REPUBLIKA.CO.ID, JAKARTA -- Tim kuasa hukum Oesman Sapta Odang (OSO) menyampaikan delapan alat bukti soal dugaan pelangggaran administrasi oleh KPU terkait proses pencalonan anggota DPD. Bawaslu akan kembali melanjutkan sidang dugaan pelangggaran administrasi ini pada Kamis (3/1).
"Tadi ada delapan alat bukti yang diberi tanda P1 hingga P8. Untuk isinya (bukti) aseperti apa, saya tidak bisa mengungkapkan," ujar Ketua Bawaslu Abhan kepada wartawan di Kantor Bawaslu, Thamrin, Jakarta Pusat, Rabu (2/1).
Sementara itu, KPU sebagai terlapor menyampaikan alat bukti berupa satu dokumen surat. Abhan melanjutkan, dalam kasus dugaan pelangggaran administrasi ini, tim kuasa hukum OSO juga akan mengajukan tiga orang saksi fakta dan dua orang saksi ahli. KPU selaku akan menghadirkan dua saksi ahli. Menurut Abhan, Bawaslu kembali menggelar sidang lanjutan dugaan pelanggaran administrasi pada pukul 10.00 WIB, Kamis pagi.
"Jadi disepakati sidang besok dengan agenda penyampaian bukti-bukti tambahan dari pelapor dan terlapor. Selanjutnya dipersilahkan kepada pelapor untuk sekaligus menghadirkan tiga saksi fakta," jelasnya.
Sebelumnya, komisioner KPU, Hasyim Asy'ari, mengatakan pihaknya menolak gugatan OSO terkait dugaan pelangggaran administrasi dalam pencalonan anggota DPD. KPU juga meminta Bawaslu untuk menolak dalil permohonan gugatan OSO tersebut.
Hasyim menjelaskan, KPU telah mengeluarkan surat nomor 1492 tahun 2018 perihal permintaan pengunduran diri kepada OSO sebagai pengurus parpol. Surat tersebut tertanggal 8 Desember 2018. Menurut Hasyim, surat tersebut diterima oleh pihak OSO pada 10 Desember 2018. Kemudian, laporan dugaan pelangggaran administrasi baru diterima Bawaslu pada 20 Desember 2018. Karena itu, lanjut Hasyim, dalil yang menyebut pelapor menerima surat pada 20 Desember 2018 tidak benar.
"Maka secara prosedur laporan pelapor sebetulnya telah melewati waktu.
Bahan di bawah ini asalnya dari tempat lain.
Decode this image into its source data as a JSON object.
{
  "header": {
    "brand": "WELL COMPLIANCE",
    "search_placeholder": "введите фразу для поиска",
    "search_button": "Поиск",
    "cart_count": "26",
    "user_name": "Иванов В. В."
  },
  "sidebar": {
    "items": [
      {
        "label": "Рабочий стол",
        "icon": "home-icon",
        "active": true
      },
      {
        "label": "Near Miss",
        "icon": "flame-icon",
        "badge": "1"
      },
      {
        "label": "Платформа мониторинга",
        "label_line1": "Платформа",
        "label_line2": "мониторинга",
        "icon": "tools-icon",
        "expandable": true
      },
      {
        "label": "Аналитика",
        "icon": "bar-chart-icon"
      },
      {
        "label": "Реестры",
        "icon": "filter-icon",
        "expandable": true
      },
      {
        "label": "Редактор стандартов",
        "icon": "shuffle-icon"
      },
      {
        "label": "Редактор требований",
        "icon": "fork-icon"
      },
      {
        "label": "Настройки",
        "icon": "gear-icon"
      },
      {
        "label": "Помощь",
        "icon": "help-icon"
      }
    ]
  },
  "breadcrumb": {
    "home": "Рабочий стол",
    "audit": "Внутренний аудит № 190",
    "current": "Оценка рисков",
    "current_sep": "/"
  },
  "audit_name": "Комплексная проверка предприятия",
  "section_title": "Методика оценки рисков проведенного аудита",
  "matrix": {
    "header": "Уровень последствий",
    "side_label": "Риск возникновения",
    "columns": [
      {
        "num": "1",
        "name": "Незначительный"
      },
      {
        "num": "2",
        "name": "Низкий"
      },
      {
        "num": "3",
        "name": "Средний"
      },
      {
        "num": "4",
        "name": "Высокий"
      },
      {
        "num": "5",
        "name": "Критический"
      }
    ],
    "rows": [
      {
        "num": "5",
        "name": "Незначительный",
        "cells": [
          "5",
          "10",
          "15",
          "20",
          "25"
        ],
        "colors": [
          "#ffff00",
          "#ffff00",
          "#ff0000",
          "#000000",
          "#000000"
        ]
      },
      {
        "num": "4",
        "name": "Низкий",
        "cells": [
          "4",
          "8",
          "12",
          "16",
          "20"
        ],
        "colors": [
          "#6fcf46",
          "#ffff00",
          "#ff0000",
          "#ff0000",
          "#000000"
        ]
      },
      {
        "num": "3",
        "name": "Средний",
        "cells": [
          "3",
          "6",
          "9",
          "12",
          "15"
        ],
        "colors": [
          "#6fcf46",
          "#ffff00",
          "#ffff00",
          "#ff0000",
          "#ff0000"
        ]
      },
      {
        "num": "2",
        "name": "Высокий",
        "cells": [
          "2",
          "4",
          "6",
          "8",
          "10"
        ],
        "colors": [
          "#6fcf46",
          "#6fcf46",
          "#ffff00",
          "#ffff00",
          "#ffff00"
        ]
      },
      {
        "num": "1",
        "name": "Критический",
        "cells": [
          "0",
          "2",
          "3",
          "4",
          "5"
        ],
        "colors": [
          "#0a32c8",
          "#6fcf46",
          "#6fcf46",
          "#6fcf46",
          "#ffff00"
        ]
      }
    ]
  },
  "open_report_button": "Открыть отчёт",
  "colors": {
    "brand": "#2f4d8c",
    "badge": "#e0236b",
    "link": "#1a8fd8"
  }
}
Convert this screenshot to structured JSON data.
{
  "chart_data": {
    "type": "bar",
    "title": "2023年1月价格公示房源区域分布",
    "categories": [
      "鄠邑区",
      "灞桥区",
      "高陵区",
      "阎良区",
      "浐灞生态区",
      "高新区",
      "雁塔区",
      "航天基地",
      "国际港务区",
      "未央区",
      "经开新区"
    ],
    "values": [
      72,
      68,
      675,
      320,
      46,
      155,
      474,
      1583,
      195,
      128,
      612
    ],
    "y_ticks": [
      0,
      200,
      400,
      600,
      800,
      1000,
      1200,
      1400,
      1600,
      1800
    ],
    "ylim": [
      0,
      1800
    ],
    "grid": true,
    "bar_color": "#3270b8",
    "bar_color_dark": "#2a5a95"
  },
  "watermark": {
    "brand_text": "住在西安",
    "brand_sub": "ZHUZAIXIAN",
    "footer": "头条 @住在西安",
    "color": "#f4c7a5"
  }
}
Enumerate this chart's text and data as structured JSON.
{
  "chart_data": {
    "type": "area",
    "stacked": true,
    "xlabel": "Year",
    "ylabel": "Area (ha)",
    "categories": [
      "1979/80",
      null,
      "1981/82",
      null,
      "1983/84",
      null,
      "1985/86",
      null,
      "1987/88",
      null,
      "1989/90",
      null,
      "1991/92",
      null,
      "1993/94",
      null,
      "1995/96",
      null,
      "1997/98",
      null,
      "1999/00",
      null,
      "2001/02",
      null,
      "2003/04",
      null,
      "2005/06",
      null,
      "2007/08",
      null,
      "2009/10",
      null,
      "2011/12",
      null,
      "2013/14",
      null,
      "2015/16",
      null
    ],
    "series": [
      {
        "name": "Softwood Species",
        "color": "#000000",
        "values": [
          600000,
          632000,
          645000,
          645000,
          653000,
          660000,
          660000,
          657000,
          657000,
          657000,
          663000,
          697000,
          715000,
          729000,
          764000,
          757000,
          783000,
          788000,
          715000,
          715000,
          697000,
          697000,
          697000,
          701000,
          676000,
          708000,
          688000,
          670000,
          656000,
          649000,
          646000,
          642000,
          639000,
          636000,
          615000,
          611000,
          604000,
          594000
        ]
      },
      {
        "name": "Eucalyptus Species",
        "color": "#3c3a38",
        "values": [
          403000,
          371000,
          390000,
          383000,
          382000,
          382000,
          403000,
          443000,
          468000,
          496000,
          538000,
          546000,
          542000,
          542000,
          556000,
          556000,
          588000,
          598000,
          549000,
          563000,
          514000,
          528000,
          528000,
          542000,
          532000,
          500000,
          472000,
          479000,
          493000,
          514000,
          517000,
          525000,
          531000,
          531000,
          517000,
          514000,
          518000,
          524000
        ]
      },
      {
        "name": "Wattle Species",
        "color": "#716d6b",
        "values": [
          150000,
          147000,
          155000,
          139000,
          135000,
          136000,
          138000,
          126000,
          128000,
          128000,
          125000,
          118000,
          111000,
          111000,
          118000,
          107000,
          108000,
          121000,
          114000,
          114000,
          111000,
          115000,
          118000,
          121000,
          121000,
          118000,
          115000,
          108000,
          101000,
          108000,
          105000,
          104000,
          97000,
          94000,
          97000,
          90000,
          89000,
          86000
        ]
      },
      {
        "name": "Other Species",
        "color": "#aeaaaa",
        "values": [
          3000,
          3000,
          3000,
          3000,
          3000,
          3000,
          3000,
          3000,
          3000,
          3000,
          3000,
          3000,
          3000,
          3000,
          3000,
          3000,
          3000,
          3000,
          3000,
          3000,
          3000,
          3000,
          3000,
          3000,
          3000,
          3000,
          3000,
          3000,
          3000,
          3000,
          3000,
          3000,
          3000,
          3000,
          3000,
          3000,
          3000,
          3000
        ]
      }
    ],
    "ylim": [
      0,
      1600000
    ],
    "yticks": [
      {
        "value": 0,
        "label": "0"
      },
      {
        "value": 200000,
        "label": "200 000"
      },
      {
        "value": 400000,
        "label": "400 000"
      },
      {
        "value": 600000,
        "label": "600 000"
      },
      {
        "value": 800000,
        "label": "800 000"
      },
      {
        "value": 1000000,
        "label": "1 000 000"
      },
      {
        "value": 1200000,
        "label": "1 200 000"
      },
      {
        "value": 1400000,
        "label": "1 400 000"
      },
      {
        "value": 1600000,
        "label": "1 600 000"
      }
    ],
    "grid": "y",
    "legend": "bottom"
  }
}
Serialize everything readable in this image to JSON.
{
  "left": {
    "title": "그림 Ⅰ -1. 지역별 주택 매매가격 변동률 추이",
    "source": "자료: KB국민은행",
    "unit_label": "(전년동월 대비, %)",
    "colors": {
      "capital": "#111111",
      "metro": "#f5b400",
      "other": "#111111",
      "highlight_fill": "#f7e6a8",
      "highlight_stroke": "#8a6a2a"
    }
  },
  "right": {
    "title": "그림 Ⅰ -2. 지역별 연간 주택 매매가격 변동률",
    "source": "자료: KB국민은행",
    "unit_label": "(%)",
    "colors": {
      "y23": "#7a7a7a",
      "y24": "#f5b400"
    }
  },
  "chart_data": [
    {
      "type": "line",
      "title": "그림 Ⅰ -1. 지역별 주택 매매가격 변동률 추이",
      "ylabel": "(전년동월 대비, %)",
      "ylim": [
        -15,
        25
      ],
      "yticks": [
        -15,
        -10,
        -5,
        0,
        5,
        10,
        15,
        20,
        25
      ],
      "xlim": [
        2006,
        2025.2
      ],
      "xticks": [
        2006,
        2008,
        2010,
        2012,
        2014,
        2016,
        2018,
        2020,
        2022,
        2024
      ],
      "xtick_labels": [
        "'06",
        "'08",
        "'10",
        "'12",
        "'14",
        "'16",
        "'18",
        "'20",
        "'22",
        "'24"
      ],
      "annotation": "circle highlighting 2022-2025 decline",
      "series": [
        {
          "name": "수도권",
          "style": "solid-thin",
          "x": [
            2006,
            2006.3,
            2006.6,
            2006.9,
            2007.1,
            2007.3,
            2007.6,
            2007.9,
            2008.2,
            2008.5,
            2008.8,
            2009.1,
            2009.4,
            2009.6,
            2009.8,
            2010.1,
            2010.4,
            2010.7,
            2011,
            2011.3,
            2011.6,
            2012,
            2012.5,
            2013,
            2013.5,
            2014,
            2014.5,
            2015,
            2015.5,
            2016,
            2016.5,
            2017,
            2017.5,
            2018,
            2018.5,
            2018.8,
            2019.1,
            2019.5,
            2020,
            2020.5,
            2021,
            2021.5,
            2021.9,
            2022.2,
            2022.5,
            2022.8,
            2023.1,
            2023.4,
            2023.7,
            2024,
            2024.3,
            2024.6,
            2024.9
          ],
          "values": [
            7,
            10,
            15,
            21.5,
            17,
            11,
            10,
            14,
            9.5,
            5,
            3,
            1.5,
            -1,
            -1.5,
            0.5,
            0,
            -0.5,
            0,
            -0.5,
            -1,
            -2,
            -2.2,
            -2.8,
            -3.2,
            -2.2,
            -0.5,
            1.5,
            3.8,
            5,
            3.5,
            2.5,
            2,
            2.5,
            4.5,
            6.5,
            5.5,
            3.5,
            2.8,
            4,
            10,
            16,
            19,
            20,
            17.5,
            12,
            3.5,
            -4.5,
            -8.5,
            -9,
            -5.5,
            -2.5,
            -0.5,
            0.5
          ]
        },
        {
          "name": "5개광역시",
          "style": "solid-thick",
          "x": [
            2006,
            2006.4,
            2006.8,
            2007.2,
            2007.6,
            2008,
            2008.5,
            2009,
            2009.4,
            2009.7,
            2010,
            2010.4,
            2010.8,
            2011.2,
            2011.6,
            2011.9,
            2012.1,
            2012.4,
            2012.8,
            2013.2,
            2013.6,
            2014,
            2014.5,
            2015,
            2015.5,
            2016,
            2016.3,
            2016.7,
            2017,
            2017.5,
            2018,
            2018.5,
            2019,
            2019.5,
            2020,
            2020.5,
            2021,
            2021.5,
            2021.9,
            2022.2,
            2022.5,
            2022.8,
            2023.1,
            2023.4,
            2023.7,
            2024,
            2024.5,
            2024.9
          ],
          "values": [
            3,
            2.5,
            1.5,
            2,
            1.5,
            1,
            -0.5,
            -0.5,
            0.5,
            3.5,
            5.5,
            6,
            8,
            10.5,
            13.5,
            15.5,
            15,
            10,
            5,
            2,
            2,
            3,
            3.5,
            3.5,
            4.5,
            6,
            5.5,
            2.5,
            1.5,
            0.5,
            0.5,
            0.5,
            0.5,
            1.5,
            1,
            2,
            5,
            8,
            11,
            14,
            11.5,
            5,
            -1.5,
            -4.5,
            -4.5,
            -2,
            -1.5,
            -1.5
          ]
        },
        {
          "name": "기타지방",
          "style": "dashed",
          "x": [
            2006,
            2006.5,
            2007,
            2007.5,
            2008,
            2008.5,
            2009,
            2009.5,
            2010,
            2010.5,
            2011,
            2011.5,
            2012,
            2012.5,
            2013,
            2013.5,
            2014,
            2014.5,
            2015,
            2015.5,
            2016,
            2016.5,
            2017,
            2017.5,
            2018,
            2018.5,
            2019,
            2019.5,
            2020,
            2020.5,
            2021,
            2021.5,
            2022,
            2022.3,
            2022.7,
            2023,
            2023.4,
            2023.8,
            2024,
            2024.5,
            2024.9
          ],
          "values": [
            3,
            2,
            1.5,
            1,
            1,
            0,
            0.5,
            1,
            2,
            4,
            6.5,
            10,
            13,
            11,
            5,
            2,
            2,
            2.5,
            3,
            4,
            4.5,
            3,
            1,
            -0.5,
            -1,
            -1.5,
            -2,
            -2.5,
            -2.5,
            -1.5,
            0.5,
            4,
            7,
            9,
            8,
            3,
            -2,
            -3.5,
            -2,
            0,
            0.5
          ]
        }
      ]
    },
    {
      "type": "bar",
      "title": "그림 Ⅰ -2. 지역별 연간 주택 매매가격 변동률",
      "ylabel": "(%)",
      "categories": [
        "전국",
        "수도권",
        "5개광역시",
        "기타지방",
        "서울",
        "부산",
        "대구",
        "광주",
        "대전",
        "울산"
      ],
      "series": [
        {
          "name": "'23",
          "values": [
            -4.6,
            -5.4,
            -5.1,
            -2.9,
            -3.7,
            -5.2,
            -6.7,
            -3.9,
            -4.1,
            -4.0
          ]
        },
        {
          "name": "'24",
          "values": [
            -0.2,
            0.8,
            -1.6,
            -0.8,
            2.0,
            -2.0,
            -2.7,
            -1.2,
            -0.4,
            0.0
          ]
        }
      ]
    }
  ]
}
Terlapor (KPU), menolak dengan tegas terhadap dalil perlapor," ungkap Hasyim saat memberikan keterangan dalam sidang di Bawaslu, Thamrin, Jakarta Pusat, Rabu
Kemudian, berdasarkan surat nomor 1492 itu, OSO diminta untuk menyerahkan surat pernyataan pengunduran diri paling lambat pada 21 Desember. Konsekuensi jika OSO tidak menjalankan permintaan tersebut adalah namanya tidak akan dimasukkan ke dalam daftar calon tetap (DCT) Pemilu 2019.
"Maka, tidak benar jika kami menolak melaksanakan perintah putusan PTUN. Justru atas terbitnya surat itu, menunjukan bahwa KPU menghormati keputusan PTUN," tegas Hasyim.
Sebab, KPU telah berupaya menampung semua masukan dari berbagai pihak. Selain menghormati putusan PTUN, kata Hasyim, KPU juga wajib menjalankan amanat UUD 1945 sebagaimana tercermin dalam putusan Mahkamah Konstitusi (MK) nomor 30 terkait pencalonan anggota DPD. Hasyim menekankan jika KPU sebagai penyelenggara tidak boleh bertentangan dengan undang-undang.
"Terlapor (KPU) meminta kepada majelis untuk menolak atau setidak tidaknya menyatakan tidak bisa menerima (dalil gugatan OSO). Dan menyatakan bahwa terlapor tidak terbukti secara sah dan meyakinkan melakukan pelanggaran adminsitrasi pemilu dan telah menjalankn aturan sesuai dengan perundang-undangan," tambahnya.